A wave in water builds up material temporarily in some places (crests) and lets it down in others (troughs). Similarly, as the spiral density wave encounters Galactic matter, the gas is compressed to form a region of slightly higher than normal density. Galactic material enters the wave, is temporarily slowed down and compressed as it passes through, then continues on its way. This compression triggers the formation of new stars and nebulae. In this way the spiral arms are formed and re-formed repeatedly, without wrapping up. Lin and Shu showed that the process can in fact maintain a spiral pattern for very long periods of time.

The accompanying figure illustrates the formation of a density wave in a much more familiar context—a traffic jam on a highway, triggered by the presence of a repair crew moving slowly down the road. As cars approach the crew they slow down temporarily, then speed up again as they pass the worksite and continue on their way. The result, as might be reported by a high-flying traffic helicopter,

is a region of high traffic density, concentrated around the location of the work crew and moving with it. An observer on the side of the road, however, sees that the jam never contains the same cars for very long. Cars constantly catch up to the bottleneck, move slowly through it, then speed up again, only to be replaced by more cars arriving from behind.

The traffic jam is analogous to the region of high stellar density in a Galactic spiral arm. Just as the traffic density wave is not tied to any particular group of cars, the spiral arms are not attached to any particular piece of disk material. Stars and gas enter a spiral arm, slow down for a while, then continue on their orbits around the Galactic center. The result is a moving region of high stellar and gas density, involving different parts of the disk at different times. Notice also that, just as in our Galaxy, the wave moves more slowly than, and independently of, the overall traffic flow.

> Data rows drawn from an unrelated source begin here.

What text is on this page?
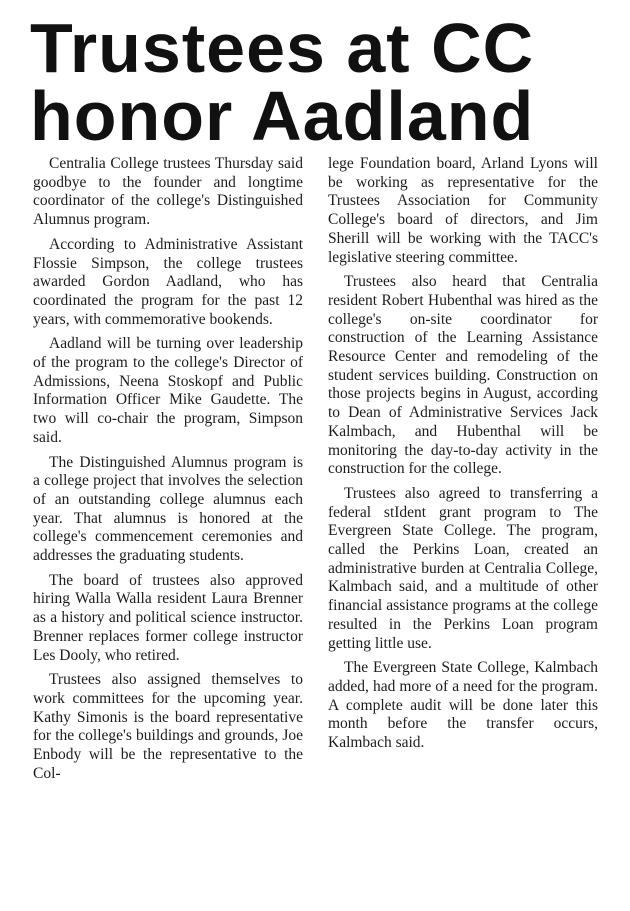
Trustees at CC
honor Aadland

Centralia College trustees Thursday said goodbye to the founder and longtime coordinator of the college's Distinguished Alumnus program.

According to Administrative Assistant Flossie Simpson, the college trustees awarded Gordon Aadland, who has coordinated the program for the past 12 years, with commemorative bookends.

Aadland will be turning over leadership of the program to the college's Director of Admissions, Neena Stoskopf and Public Information Officer Mike Gaudette. The two will co-chair the program, Simpson said.

The Distinguished Alumnus program is a college project that involves the selection of an outstanding college alumnus each year. That alumnus is honored at the college's commencement ceremonies and addresses the graduating students.

The board of trustees also approved hiring Walla Walla resident Laura Brenner as a history and political science instructor. Brenner replaces former college instructor Les Dooly, who retired.

Trustees also assigned themselves to work committees for the upcoming year. Kathy Simonis is the board representative for the college's buildings and grounds, Joe Enbody will be the representative to the Col-

lege Foundation board, Arland Lyons will be working as representative for the Trustees Association for Community College's board of directors, and Jim Sherill will be working with the TACC's legislative steering committee.

Trustees also heard that Centralia resident Robert Hubenthal was hired as the college's on-site coordinator for construction of the Learning Assistance Resource Center and remodeling of the student services building. Construction on those projects begins in August, according to Dean of Administrative Services Jack Kalmbach, and Hubenthal will be monitoring the day-to-day activity in the construction for the college.

Trustees also agreed to transferring a federal stIdent grant program to The Evergreen State College. The program, called the Perkins Loan, created an administrative burden at Centralia College, Kalmbach said, and a multitude of other financial assistance programs at the college resulted in the Perkins Loan program getting little use.

The Evergreen State College, Kalmbach added, had more of a need for the program. A complete audit will be done later this month before the transfer occurs, Kalmbach said.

We can extend our traffic analogy a little further. Most drivers are well aware that the effects of a such a tie-up can persist long after the road crew responsible for it has stopped work and gone home for the night. Similarly, spiral density waves can continue to move through the disk even after the disturbance that originally produced them has long since subsided. According to spiral density wave theory, this is precisely what has happened in the Milky Way. Some disturbance in the past produced the wave, which has been moving through the Galactic disk ever since.